“God made the natural numbers,” the nineteenth-century algebraist Leopold Kronecker famously said, “and all the rest is the work of man.” (Jordan Ellenberg, How Not to Be Wrong: The Power of Mathematical Thinking, p 104)
Mathematics is one way that we can approach the universe around us – a way to know reality. It is also an interpretation of reality – for math says reality can be known and predicted and described by formulas. Math says there are patterns to be recognized everywhere in the cosmos, and that the entire cosmos can even be understood as a relationship of numbers and formulas.
We recognize the truth about mathematics and science in the Akathist Hymn, “Glory to God for All Things.” There we sing:
In the wondrous blending of sounds, it is your call we hear. In the harmony of many voices, in the sublime beauty of music, in the glory of the works of great composers, you lead us to the threshold of paradise to come, and to the choirs of angels. All true beauty has the power to draw the soul towards you and make it sing in ecstasy: Alleluia! Alleluia! Alleluia!
The breath of your Holy Spirit inspires artists, poets, scientists. The power of your supreme knowledge makes them prophets and interpreters of your laws, who reveal the depths of your creative wisdom. Their works speak unwittingly of you. How great are you in your creation! How great are you in man!
Glory to You, showing your unsurpassable power in the laws of the universe.
Glory to You, for all nature is filled with your laws.

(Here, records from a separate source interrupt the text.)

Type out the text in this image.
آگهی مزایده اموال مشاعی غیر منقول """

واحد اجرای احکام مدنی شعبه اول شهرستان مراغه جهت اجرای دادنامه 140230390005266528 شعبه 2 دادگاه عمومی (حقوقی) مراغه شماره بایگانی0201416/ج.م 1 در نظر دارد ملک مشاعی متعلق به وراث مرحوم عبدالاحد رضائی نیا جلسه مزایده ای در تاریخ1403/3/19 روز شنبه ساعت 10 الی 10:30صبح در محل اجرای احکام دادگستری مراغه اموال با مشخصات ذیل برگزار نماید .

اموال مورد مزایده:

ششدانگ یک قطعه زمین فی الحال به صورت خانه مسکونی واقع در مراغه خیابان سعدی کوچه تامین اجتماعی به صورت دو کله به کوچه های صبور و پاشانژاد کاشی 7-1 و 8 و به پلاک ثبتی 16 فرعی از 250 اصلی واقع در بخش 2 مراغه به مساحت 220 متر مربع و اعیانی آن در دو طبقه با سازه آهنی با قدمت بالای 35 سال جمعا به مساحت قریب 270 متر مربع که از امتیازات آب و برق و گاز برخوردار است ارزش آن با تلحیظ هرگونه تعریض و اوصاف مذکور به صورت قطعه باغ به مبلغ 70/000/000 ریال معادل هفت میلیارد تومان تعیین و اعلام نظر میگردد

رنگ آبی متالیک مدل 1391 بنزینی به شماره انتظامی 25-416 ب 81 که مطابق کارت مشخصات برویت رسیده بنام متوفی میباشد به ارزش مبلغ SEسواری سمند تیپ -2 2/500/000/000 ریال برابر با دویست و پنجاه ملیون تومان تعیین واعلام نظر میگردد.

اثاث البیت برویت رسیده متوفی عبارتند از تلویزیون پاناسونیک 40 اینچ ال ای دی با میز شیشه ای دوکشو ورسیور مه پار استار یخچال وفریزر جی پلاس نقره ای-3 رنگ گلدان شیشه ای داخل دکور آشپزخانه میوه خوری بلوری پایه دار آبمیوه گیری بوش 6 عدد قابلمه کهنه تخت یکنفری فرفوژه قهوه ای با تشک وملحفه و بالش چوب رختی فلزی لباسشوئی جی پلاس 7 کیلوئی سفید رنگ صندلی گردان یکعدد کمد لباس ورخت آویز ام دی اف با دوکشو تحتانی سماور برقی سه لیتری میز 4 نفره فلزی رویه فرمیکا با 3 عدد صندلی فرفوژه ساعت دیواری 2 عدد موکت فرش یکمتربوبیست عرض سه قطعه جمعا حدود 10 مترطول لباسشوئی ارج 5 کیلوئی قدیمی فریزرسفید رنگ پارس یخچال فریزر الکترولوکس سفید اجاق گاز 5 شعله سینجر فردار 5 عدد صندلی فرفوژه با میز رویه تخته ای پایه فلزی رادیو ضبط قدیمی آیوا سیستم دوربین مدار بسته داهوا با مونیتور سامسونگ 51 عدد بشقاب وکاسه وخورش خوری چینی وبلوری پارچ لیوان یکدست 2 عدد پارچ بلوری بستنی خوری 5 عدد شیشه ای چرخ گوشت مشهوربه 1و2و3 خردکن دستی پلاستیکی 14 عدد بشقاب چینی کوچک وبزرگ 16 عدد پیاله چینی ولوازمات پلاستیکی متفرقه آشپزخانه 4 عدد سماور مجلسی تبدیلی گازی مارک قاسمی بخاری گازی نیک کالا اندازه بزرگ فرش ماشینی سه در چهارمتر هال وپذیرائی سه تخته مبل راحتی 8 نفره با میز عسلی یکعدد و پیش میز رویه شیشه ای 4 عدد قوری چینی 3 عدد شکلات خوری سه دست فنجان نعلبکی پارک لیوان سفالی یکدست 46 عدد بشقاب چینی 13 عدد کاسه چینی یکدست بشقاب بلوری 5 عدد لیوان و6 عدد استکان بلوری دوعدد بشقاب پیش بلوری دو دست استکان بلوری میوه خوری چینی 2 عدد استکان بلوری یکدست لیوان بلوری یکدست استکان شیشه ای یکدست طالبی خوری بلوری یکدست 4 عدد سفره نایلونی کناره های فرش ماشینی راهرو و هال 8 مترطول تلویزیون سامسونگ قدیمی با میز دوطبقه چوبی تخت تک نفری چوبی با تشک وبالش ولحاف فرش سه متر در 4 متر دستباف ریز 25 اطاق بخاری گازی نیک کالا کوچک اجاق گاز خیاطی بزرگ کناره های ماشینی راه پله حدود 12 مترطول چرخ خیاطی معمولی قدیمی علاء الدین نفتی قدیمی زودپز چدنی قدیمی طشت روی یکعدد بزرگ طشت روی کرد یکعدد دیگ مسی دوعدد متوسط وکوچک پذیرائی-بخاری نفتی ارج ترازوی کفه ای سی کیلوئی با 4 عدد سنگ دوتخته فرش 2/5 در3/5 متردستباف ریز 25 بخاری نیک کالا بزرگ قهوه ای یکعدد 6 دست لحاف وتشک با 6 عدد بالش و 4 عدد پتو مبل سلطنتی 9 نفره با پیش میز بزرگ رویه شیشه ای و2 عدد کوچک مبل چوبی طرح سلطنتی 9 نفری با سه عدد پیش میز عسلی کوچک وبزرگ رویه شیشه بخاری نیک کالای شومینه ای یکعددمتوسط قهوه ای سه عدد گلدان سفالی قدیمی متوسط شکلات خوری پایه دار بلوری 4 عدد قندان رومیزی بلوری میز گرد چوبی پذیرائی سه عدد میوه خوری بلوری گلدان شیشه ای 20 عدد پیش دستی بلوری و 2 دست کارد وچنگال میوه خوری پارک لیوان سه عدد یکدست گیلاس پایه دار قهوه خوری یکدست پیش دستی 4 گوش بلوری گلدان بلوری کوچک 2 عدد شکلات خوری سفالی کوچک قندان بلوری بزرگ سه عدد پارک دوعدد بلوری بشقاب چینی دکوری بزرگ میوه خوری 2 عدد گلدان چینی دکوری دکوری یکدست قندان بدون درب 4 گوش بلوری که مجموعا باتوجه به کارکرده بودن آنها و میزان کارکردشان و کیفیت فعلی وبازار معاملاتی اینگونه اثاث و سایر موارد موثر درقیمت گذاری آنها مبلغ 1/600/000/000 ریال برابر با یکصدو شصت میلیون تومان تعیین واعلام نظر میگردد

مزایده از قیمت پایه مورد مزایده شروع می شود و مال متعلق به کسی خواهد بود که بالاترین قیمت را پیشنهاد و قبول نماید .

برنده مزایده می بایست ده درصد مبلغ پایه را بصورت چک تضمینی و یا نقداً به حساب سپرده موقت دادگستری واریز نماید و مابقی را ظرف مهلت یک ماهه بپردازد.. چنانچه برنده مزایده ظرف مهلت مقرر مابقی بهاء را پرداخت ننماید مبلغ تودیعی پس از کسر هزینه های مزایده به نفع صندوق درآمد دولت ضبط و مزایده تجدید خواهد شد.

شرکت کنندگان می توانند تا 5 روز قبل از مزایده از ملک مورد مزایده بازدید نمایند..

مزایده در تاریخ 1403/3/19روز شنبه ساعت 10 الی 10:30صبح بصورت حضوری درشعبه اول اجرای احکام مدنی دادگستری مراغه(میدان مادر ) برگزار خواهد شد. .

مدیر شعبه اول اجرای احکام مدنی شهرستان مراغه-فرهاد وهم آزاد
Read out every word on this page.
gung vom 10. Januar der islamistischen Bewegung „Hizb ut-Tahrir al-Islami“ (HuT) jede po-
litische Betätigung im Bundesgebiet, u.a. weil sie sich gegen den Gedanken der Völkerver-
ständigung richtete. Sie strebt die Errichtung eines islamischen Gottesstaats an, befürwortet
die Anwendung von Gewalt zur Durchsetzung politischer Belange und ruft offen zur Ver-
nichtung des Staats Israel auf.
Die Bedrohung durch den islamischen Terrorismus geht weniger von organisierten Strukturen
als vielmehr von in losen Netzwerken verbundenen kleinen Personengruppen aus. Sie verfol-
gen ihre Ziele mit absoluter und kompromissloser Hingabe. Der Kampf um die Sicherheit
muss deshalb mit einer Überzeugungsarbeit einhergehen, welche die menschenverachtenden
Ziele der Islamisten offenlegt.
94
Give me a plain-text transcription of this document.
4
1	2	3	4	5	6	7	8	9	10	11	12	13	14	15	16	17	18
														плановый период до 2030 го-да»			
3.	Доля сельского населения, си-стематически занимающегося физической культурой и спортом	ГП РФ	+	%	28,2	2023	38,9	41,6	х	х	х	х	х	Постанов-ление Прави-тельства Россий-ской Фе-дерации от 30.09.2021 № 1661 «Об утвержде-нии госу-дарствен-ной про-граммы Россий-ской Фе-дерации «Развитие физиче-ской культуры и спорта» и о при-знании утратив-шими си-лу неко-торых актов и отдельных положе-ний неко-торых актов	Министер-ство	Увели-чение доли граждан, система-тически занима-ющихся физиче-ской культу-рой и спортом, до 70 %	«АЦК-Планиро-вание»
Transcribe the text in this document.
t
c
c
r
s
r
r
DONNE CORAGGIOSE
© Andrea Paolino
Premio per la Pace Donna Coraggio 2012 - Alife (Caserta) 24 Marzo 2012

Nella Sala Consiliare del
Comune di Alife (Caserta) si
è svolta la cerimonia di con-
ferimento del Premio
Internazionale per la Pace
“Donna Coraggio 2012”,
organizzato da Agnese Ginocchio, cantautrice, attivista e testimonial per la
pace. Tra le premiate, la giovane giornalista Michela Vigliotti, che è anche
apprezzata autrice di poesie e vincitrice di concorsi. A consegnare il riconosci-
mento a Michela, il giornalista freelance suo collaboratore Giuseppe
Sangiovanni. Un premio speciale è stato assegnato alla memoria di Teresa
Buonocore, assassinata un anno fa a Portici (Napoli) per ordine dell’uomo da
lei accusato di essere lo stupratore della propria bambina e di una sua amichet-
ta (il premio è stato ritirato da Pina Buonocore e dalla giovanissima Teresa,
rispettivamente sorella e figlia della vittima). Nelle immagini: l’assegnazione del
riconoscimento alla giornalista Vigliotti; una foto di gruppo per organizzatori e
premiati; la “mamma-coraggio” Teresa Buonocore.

Glory to You for what you have revealed to us in your mercy.
Glory to You for what you have hidden from us in your wisdom.
Glory to You for the inventiveness of the human mind.
Glory to You for the dignity of man’s labor.
Glory to You for the tongues of fire that bring inspiration.
Glory to You, O God, from age to age.
Music is another part of the universe which is very mathematical. Anything with patterns is mathematical as well. That is why beauty is said to be mathematical – what we see or hear as beautiful is often patterned and thus can be described by mathematics. The patterns and order of the universe are all describable by math. And in Orthodoxy we recognize God the Trinity as the Creator of all the order in the universe.